The Openness Of The U.S. Open

If a Woods falls in the wilderness and no one cares, does it make a sound?

Tiger is not entered in this week’s U.S. Open at Congressional Country Club and we have no idea when or – dare we say it – if he will come back. And, we hate to admit we’ve become more resigned to Woods being absent than we are excited when he’s present. Fifteen years is a long time for unbroken stardom in professional golf. Not to mention 15 or so minutes of tortuous infamy.


That said, ever so gently, we turn our attention span to the Open, which will likely be the most wide-open Open we’ve seen since Scott Simpson was voted Least Likely To Win in 1987. If Charl Schwartzel can win The Masters, any one of 50 or 60 players can haul the Havemeyer Trophy home this time next week.

And that makes for a strange confluence of events leading to the first shot struck in anger on Thursday. Luke Donald is the world No. 1 and while no one disputes that ranking, no one really believes that Donald – or anyone else, for that matter – is deserving of being called the best player on the planet. Until someone starts winning major championships with regularity, that designation still belongs to a guy who is on crutches and in a walking boot.

So, who’s going to win, you ask? Who knows? That’s not a very informed answer but there you are. The truth is that no one knows who will win, not even – at the moment – the eventual winner himself.

Running down the list of suspects, while useful for your U.S. Open office pool strategy, accomplishes little in the way of predicting a reasonable result. So, let’s consult as close a thing to an expert as it gets in player picking and that would be the esteemed bookmaker Ladbrokes, the famous England betting shop. Don’t the bookies always seem to know something we don’t and isn’t that why we can never beat them?

First, Ladbrokes doesn’t believe there’s a clear favorite to win, either. If you want a punt on the Open, you’re going to have to take a flyer. The shortest odds on the board are 12-1 and they are laid on Donald and Phil Mickelson, at least one of them for no apparent reason.

Donald rates his odds as the highest-ranked player in the field. Mickelson, on the other hand, appears to be at the top of the board because he has won more major championships – four – than anyone else in the field, as hard as that is to believe.

Donald is major-less and Mickelson hasn’t won a U.S. Open, making neither of them particularly attractive as a betting proposition. Donald seems to be the more logical pick of the pair, as he is on good form as of late, winning the BMW European PGA Championship three weeks ago at Wentworth, which vaulted him to No. 1.

Mickelson is the enigma in the equation. Yes, he won the Shell Houston Open, but so what?

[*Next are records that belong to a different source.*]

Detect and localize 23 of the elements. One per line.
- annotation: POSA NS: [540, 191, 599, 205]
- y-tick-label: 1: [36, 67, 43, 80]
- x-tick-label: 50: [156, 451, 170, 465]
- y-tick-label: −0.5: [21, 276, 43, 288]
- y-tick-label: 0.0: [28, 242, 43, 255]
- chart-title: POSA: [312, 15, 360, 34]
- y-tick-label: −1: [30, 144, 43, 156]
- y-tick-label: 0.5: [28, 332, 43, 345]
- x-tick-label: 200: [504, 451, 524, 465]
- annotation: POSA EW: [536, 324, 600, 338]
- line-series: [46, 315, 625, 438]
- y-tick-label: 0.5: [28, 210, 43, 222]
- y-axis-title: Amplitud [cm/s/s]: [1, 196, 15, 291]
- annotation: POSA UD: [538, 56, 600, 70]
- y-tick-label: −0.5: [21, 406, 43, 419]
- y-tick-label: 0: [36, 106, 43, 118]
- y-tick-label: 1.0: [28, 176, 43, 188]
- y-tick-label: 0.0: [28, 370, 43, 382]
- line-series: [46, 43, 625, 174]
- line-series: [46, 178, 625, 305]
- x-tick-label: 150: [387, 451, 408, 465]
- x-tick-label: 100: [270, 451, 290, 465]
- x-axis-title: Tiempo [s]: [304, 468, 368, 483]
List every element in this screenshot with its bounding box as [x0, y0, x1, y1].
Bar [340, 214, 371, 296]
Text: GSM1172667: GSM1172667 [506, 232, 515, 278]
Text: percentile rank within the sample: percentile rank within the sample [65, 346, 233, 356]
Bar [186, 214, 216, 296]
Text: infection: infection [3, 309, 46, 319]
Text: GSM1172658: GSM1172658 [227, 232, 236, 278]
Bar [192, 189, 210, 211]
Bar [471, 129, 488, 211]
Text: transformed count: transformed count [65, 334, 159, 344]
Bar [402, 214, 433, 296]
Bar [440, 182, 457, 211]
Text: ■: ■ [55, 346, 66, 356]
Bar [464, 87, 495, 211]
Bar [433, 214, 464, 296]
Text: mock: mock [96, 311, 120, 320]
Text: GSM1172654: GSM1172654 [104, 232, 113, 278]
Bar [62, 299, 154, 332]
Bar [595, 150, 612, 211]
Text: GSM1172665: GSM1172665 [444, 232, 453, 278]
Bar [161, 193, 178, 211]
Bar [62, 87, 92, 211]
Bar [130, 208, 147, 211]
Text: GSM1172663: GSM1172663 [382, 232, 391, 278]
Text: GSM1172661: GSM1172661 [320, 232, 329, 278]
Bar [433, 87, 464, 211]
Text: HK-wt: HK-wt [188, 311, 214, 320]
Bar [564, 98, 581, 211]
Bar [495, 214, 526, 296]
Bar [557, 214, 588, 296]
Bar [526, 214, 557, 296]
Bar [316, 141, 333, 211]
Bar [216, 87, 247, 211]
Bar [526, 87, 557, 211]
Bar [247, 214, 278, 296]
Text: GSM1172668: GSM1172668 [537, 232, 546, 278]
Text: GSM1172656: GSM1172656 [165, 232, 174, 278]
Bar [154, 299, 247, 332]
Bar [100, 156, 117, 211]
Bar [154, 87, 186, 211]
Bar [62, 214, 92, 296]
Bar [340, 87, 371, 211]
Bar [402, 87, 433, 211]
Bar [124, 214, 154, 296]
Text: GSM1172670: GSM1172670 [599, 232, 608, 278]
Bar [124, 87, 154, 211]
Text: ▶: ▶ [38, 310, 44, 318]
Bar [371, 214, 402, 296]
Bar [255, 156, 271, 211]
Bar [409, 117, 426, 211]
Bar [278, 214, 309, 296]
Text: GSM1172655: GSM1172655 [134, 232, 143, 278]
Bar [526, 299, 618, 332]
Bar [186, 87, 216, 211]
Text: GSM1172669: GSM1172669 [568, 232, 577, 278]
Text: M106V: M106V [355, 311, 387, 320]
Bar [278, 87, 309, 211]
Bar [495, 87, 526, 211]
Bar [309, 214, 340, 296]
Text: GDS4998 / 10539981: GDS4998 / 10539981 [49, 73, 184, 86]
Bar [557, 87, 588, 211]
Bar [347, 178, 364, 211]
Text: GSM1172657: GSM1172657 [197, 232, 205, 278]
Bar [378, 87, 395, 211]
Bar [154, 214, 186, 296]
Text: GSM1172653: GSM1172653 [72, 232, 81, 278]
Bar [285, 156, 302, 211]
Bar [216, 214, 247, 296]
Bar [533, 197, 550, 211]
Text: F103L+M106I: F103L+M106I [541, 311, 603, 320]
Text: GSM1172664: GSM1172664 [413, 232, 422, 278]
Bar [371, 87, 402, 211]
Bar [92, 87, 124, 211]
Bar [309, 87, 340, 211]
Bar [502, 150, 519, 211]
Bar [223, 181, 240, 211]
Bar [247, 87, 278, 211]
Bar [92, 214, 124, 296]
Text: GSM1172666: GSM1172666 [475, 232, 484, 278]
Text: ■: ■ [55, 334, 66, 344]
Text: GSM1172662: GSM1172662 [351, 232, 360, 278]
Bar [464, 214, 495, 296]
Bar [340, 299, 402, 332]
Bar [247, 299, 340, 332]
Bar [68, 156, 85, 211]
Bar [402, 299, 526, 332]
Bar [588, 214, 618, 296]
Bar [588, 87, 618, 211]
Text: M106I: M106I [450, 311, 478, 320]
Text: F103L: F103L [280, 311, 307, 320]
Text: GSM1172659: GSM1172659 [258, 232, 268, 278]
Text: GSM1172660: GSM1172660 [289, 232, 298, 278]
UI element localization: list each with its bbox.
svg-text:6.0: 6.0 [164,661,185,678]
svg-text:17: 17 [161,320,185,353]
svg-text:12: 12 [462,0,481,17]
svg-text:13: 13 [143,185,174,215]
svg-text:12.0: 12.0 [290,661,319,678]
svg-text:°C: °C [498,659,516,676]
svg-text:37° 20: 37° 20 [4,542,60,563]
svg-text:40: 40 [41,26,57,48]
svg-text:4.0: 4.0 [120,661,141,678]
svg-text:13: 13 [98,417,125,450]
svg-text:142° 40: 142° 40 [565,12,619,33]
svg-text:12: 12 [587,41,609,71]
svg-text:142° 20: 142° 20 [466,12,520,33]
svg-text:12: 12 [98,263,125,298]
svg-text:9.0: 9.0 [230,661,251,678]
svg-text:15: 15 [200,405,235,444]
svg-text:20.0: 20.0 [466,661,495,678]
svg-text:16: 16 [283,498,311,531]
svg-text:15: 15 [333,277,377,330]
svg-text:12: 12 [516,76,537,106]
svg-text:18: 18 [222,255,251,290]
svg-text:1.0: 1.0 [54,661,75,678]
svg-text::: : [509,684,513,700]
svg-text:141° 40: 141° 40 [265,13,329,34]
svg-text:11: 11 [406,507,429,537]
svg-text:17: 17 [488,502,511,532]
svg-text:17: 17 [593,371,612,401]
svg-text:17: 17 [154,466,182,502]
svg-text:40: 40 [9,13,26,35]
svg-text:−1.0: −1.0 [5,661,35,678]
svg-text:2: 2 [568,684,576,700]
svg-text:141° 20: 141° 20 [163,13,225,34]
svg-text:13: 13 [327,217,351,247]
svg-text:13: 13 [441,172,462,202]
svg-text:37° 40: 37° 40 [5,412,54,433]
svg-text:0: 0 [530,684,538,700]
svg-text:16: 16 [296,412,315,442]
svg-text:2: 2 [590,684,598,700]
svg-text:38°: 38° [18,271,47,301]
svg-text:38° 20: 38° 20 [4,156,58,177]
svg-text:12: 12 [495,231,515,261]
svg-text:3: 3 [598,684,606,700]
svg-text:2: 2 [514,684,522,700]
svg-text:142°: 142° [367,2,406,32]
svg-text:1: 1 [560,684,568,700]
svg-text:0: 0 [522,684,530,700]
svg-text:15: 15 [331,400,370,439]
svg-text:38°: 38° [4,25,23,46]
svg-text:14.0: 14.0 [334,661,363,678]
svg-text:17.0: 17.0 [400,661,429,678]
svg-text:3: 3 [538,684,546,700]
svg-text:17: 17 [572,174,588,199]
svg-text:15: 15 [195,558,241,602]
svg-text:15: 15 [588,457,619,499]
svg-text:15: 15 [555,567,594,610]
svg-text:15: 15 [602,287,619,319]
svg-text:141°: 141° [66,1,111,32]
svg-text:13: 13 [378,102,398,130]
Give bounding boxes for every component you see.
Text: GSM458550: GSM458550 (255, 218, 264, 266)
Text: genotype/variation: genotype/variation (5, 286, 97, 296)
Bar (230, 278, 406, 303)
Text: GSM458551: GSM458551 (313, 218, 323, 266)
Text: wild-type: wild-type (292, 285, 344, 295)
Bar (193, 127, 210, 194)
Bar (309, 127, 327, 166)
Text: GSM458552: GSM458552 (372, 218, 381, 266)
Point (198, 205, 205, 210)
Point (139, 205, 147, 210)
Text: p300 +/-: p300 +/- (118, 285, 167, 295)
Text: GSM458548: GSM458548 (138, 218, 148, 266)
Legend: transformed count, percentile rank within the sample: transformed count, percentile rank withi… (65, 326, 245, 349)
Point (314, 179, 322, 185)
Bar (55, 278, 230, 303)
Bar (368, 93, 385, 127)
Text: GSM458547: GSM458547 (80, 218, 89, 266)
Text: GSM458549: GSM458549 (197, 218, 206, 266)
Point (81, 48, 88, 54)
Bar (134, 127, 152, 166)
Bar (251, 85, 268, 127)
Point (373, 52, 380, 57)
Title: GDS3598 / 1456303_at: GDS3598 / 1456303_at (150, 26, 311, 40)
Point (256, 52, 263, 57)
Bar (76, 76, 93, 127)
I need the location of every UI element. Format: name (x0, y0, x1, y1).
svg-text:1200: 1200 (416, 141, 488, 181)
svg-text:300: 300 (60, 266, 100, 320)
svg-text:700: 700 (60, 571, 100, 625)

He tied for 27th at The Masters, lost in the second round of the WGC-Accenture Match Play, tied for 55th at the WGC-Cadillac at Doral, and tied for 33rd at The Players. He can’t drive it in a 10-acre field, which is why he put a 2-iron in the bag for the Open. If he can’t find the fairways at Congressional, good luck hanging around for the weekend and another T40.

Lee Westwood, the world No. 2, is next at 14-1, based on nothing but his current ranking. He spit the bit in the playoff against Donald at the BMW PGA Championship and, like Donald, has no major championship on his résumé. He seems to be a better choice because he has some top-three finishes in majors, finishing second in The Masters and the Open Championship in 2010 and tied for third at the Open Championship and PGA Championship in 2009.

So, why isn’t he the favorite? Precisely due to his track record. He’s had plenty of chances and hasn’t done the deed. It makes one wonder if he has what it takes to clear that last hurdle and sprint to the finish line.

Rory McIlroy is 16-1 but he couldn’t keep his ball out of the backyard of the Jones Cabin at Augusta off the 10th tee in the final round. From there, it’s the “World of Potential Quintet” at 25-1, which includes Dustin Johnson, Martin Kaymer, Steve Stricker, Matt Kuchar and Hunter Mahan. But potential means you haven’t done anything yet, and of that group, only Kaymer has won a major and he hasn’t done anything worth mentioning lately.

More than likely, the winner will pick up his first major at the U.S. Open and it’s difficult to determine whether that’s good for the professional game. If it’s Donald or Westwood, it might be a sign that the next great player is just inches away.

But if it’s K.J. Choi or Nick Watney, it just emphasizes that we don’t have a dominant player anymore and it’s likely that we won’t for the foreseeable future. For everyone who was weary of Woods winning so darned often, you have to admit that you miss him, even if it’s just a little. Don’t you?